Definition of agogic in English:

agogic

adjective

Music
  • Relating to or denoting accentuation within musical phrases by slight lengthening of notes.

    • ‘In addition, a trend in the response criteria relates to the concept of agogic accents in music - that is, the creation of a sense of accenting through the manipulation the timing of notes.’
    • ‘What is new is the agogic and dynamic stress on the E, the weakest note of the C major triad, in bar 4.’
    • ‘Riemann published editions of standard keyboard works in which agogic accents were marked with the sign ^.’
    • ‘Pairs generally include pieces of contrasting mood and agogic character, while larger groups offer more intricate narratives.’

plural noun

agogics
Music
  • usually treated as singular The use of agogic accents.
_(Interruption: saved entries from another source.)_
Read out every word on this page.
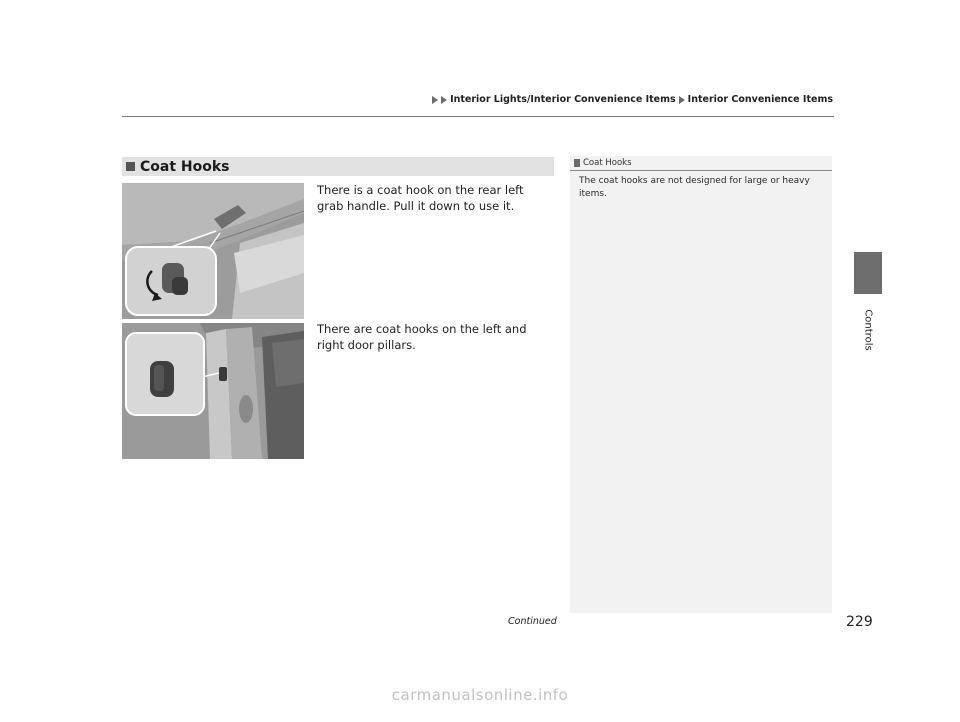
Interior Lights/Interior Convenience Items Interior Convenience Items
Controls
Coat Hooks
There is a coat hook on the rear left grab handle. Pull it down to use it.
There are coat hooks on the left and right door pillars.
Coat Hooks
The coat hooks are not designed for large or heavy items.
Continued	229
carmanualsonline.info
    • ‘Hugo Riemann argues that without agogics music would be ‘machinelike’, and Wagner asserts that music would be ‘colourless and lifeless’ if played strictly as written.’
    • ‘Demidenko fusses around with agogics and tempo fluctuation to the point where the music's unity and cumulative power fall by the wayside.’
    • ‘Three particularly instructive excerpts will be considered, and in each case Clynes’ very special agogics will be contrasted with that of one other pianist.’
    • ‘By contrast it's Fiorentino who mines the heroic in Eroica whilst Hatto exploits little agogics in the score to hint at the wit within.’
    • ‘Dynamics and agogics have virtually no significance; each intensification happens more or less on its own accord, without any perceptible outside stimulus.’

Origin

Late 19th century: coined in German from Greek agōgos ‘leading’, from agein ‘to lead’, + -ic.